I ran down St. John’s towards central Avenue when I heard the shots. I thought it was a sound for the beginning of the parade- and I took that as a signal it was time for me to turn around since I didn’t want to run straight into the crowd. I noticed some people were screaming- but I thought it was just out of excitement for the floats and the candy being tossed out.
I continued on the Green Bay trail the opposite way.
My sisters started texting in our group chat that there were gun shots at the parade- and I told them that it was probably police officers firing off rifles to commence the start of it. The same thing I had told myself earlier. I did start to notice the sounds of sirens going on, the ambulances flying by through the trees of the pathway I was on. Then my sister sent the article “mass shooting in highland park, IL. Breaking update”.
I turned around and started running home. I sent the link to my friends. My boyfriend called me to see where I was and met me on the trail to walk me home. I kept telling him I was fine- still not truly convinced that a shooting had just happened in highland park.
When I got home my sister and mom were there, and my dad was on his way home. The news was on with breaking updates. It was real. My phone started flooding with check in texts and new information for what’s going on. I shut down.
Highland Park is home. It was where I felt safest. I would feel safe walking my dog at 3 am in the dark- that’s how comfortable I felt. “Nothing bad happens in highland park” are the words I used to hear to be comforted about being home alone.
I am heartbroken. Truly. I cry whenever a shooting happens. I feel it in my heart.
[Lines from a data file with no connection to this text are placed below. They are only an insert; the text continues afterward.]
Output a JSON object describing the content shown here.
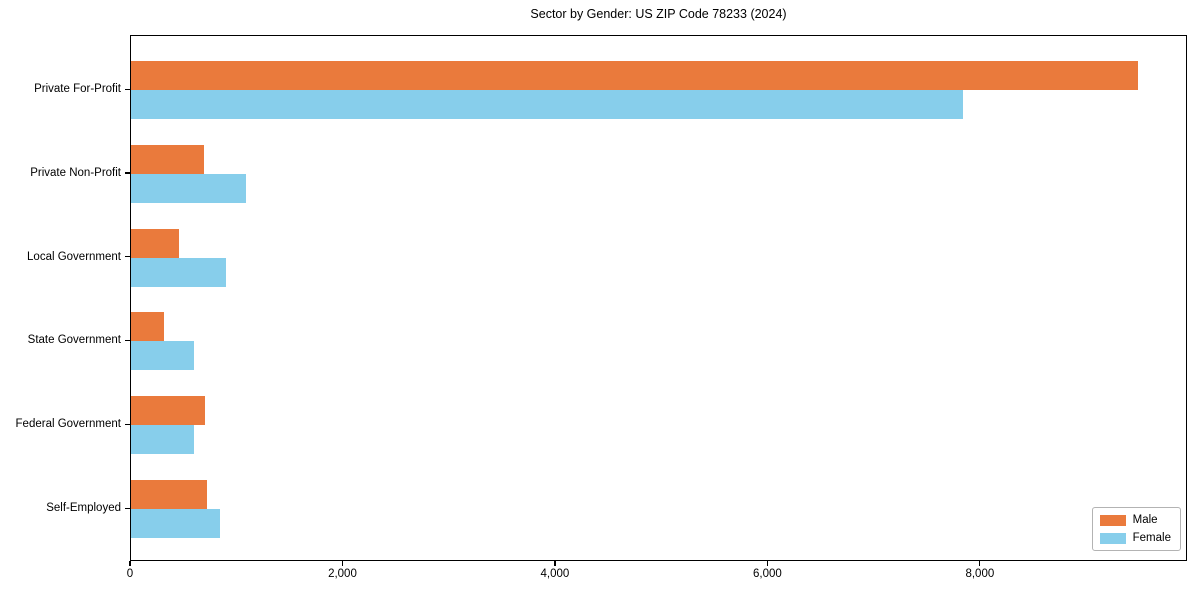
{
  "figure": {
    "title": "Sector by Gender: US ZIP Code 78233 (2024)"
  },
  "colors": {
    "male": "#EA7A3C",
    "female": "#87CEEB",
    "spine": "#000000",
    "legend_border": "#b3b3b3",
    "background": "#ffffff"
  },
  "chart_data": {
    "type": "bar",
    "orientation": "horizontal",
    "title": "Sector by Gender: US ZIP Code 78233 (2024)",
    "categories": [
      "Private For-Profit",
      "Private Non-Profit",
      "Local Government",
      "State Government",
      "Federal Government",
      "Self-Employed"
    ],
    "series": [
      {
        "name": "Male",
        "color": "#EA7A3C",
        "values": [
          9480,
          690,
          450,
          310,
          700,
          715
        ]
      },
      {
        "name": "Female",
        "color": "#87CEEB",
        "values": [
          7830,
          1085,
          890,
          595,
          595,
          840
        ]
      }
    ],
    "xlabel": "",
    "ylabel": "",
    "xlim": [
      0,
      9950
    ],
    "xticks": [
      0,
      2000,
      4000,
      6000,
      8000
    ],
    "xtick_labels": [
      "0",
      "2,000",
      "4,000",
      "6,000",
      "8,000"
    ],
    "grid": false,
    "legend": {
      "position": "lower right",
      "entries": [
        "Male",
        "Female"
      ]
    }
  }
}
But when it happens in my own community? The town I grew up in? I’m not sure I found the words for that part yet. I know how to type out everything that happened leading up to it- but describing the aftermath falls short. I’m devastated. Numb, shocked, sad.
Sometimes I find writing as an outlet. I don’t even know what I’m writing right now. A shooting in my own home? It just isn’t something I can process. I hope everyone is doing as okay as possible. I’m still trying to figure it out myself. It’s unthinkable.
If anyone needs to talk- I’m here.
And the last thing I’ll say: national gun reform. Now.